In PLoS Computational Biology this week, scientists from the Hungarian Academy of Sciences in Budapest describe a method to predict the disordered binding regions of intrinsically unstructured/disordered proteins. "Our method targets the essential feature of these regions: they behave in a characteristically different manner in isolation than bound to their partner protein," the authors write. Testing their method on several hundred proteomes, they showed that disordered binding sites increased with the complexity of the organism and that the length distribution of binding sites gravitated toward shorter segments.
In work published in PLoS Genetics, researchers studied the evolution of Segregation Distorter (SD) genes in Drosophila melanogaster. Performing a large screen for SD chromosomes in African populations of D. melanogaster, they found a new SD chromosome type, SD-Mal, which is native to Africa and has a "perfect transmission advantage and lacks recombination over much of the chromosome." They say that this new chromosome swept rapidly across sub-Saharan Africa sometime within the last 3,000 years. These findings show that selfish gene complexes evolve continuously to evade suppression by other genes in the genome and to compete with one another for a place in the population," they write in the author summary.

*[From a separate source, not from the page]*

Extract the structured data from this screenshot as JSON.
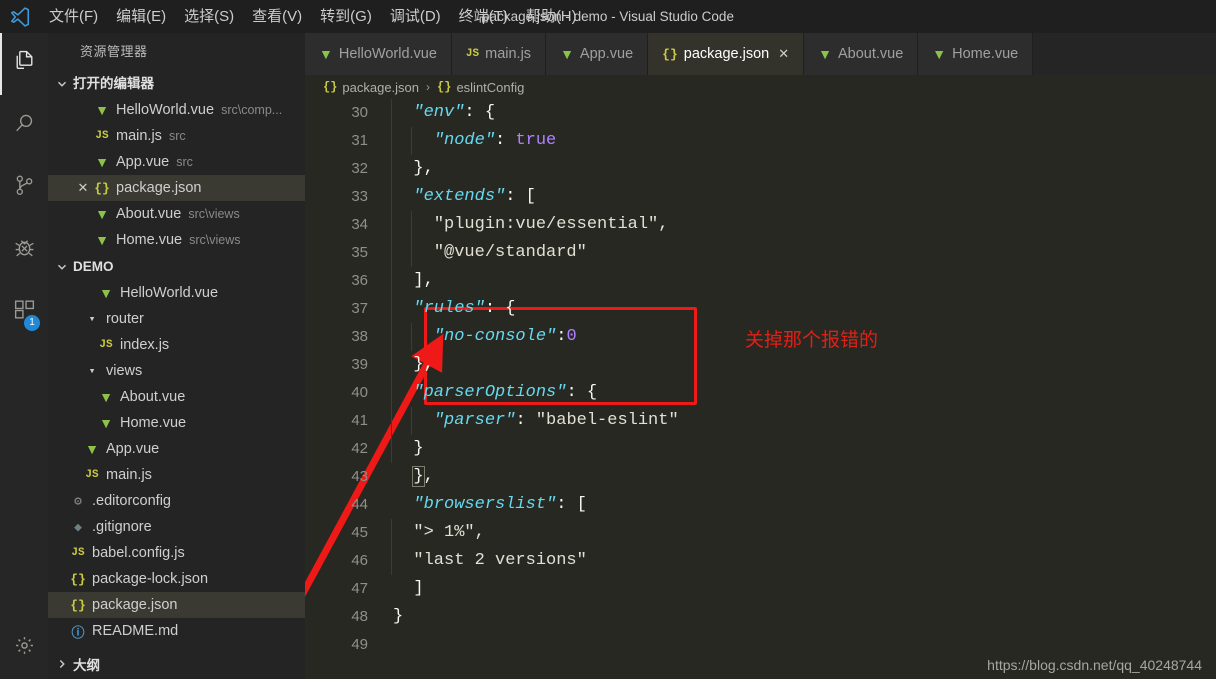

French scientists have studied the evolution of the vertebrate forebrain using gene expression analysis in lampreys, a model organism for this type of work. In a paper in PLoS One, they looked at the embryonic expression patterns of 43 genes encoding transcription factors or signaling molecules involved in cell proliferation, stem cell-ness, neurogenesis, patterning, and regionalization in the developing forebrain. Comparisons with model organisms showed pattern conservation "likely to reflect shared features present in the vertebrate ancestors. They also point to changes in signaling systems -- pathways which control the growth and patterning of the neuroepithelium -- which may have been crucial in the evolution of forebrain anatomy at the origin of vertebrates," they say in the abstract.
Also in PLoS One, scientists used FISH, sequence alignment, phylogenetic reconstruction, and recombination detection analyses to compare the evolution of human and chimp versions of members of the double homeobox gene family on the Y chromosome. They found the existence of all copies in a common ancestor, and comparative analysis revealed that Y-chromosomal DUX genes and circumjacent beta-satellites evolved together. Importantly, they add, "the acquisition of complete ORFs in human copies might relate to evolutionary advantageous functions indicating neo-functionalization."